Está rolando na Internet um longo artigo do jornalista Gilberto Maringoni sobre o ex-presidente Lula. Muito conhecido como cartunista, Maringoni é doutor em História e leciona na Universidade Federal do ABC. No artigo publicado originalmente no site Carta Maior em 15 de maio, ele se equilibra entre o rigor acadêmico e a fluência jornalística, mas condena o discurso ambíguo, ora progressista, ora conservador, do ex-líder metalúrgico, que permanece como comandante supremo do PT, exercendo influência nos rumos do governo de Dilma Rousseff.
O ponto de partida da análise de Maringoni é a recente nomeação do vice-governador paulista Guilherme Afif Domingos, de origem malufista, como ministro da Microempresa do governo federal. “Não se trata apenas de uma manobra de ocasião para compor maiorias parlamentares e estreitar o espaço da oposição nas eleições de 2014”, escreveu o cartunista-professor. “Estamos diante de uma sofisticada tática política, capaz de contentar aliados à esquerda e à direita e de se colocar como esquerda e direita ao mesmo tempo, sem assumir claramente nenhum dos lados”.
Segundo Maringoni, Lula não se avexa de elogiar ex-presidentes como o general Médici (por ter assinado a lei de criação da Embrapa em 1973 e autorizado a construção de Itaipu), fazendo média com os setores mais conservadores do país. “Contenta progressistas e conservadores, direitistas e esquerdistas e… não toca no status quo”, afirma Maringoni.
Pelo contrário, o artigo critica decisões de Lula e de Dilma como a contenção da reforma agrária, a liberalização da legislação ambiental, a manutenção da política econômica neoliberal e a nomeação de figuras remanescentes da ditadura, como o ministro Edson Lobão de Minas e Energia. Tudo isso, diz o articulista, representa “a materialização de uma habilíssima política conservadora de novo tipo”.
Conclusão do estudioso: embora tenha construído “o governo mais sofisticado e complexo no Brasil desde Getúlio Vargas (1930-45 e 1951-54)”, o PT reduziu seu alcance a avanços módicos no combate à pobreza e na ampliação do ensino.
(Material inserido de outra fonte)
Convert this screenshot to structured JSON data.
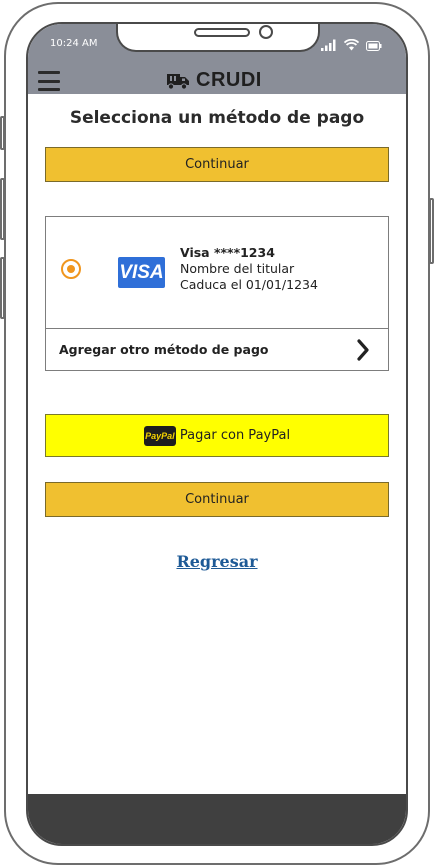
{
  "status_bar": {
    "time": "10:24 AM"
  },
  "navbar": {
    "brand": "CRUDI",
    "menu_icon": "hamburger-icon",
    "brand_icon": "truck-icon"
  },
  "page": {
    "title": "Selecciona un método de pago"
  },
  "buttons": {
    "continue_top": "Continuar",
    "continue_bottom": "Continuar",
    "paypal": "Pagar con PayPal",
    "paypal_logo_text": "PayPal"
  },
  "payment_method": {
    "selected": true,
    "brand_logo": "VISA",
    "line1": "Visa ****1234",
    "line2": "Nombre del titular",
    "line3": "Caduca el 01/01/1234"
  },
  "add_method": {
    "label": "Agregar otro método de pago"
  },
  "back_link": {
    "label": "Regresar"
  },
  "colors": {
    "header": "#8a8e98",
    "button_yellow": "#f0c030",
    "paypal_yellow": "#ffff00",
    "radio_orange": "#f0961e",
    "visa_blue": "#2f6fd8",
    "link_blue": "#1e5a96"
  }
}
Lula e sua sucessora construíram “governos de coalizão”, montados para superar desafios históricos do país, mas no curso da história seu objetivo central passou a ser a manutenção do partido no governo, ainda que seja à custa de concessões a partidos de centro e de direita.
Maringoni não perdoa: “Os governos petistas incorporaram, sem dizer que o fizeram, políticas caras aos setores monopolistas e rentistas, como o aprofundamento do processo de privatizações, de isenções tributárias e fiscais e a política de franco favorecimento aos grandes grupos privados, via BNDES.”
O próprio historiador-cartunista reconhece que não é fácil se opor a uma gestão desse tipo, que “distribui uma parcela do excedente social entre os setores miseráveis e obteve um crescimento econômico razoável, em comparação com a administração do PSDB”. Porém, segundo Maringoni, as práticas sociais dos governos petistas não desconcentram renda de maneira significativa.
Para Maringoni, as melhorias sociais – que são reais – em vários aspectos da vida da população mais pobre, obtidas nos governos petistas, foram alcançadas graças a um cenário de crescimento econômico, sem tocar na essência da organização do Estado e sem ampliar serviços públicos universais – como educação, saúde e segurança. Na saúde pública, observa o estudioso, o que se nota é um avanço dos planos de medicina privada, das organizações sociais e um paulatino sucateamento do SUS, estabelecido na Constituição de 1988. Ou, seja, “a justiça social lulista se faz via mercado, via crédito e aumento da massa salarial que dependem de cenários de crescimento econômico”.
A grande pergunta que começa a ser colocada neste ano pré-eleitoral é: depois de dez anos de governo: tais como são percebidos hoje, o lulismo e o petismo ainda têm espaço para permanecer no poder e avançar em propostas em favor da maioria da população ou perderam a capacidade de contrariar os interesses dos grandes monopólios e dos rentistas mantidos à sombra do modelo econômico baseado no endividamento governamental?
LEMBRETE DE OCASIÃO
"Cada um de nós será julgado um dia. Cada um de nós será julgado por aquilo que fizemos e pelo que deixamos de fazer”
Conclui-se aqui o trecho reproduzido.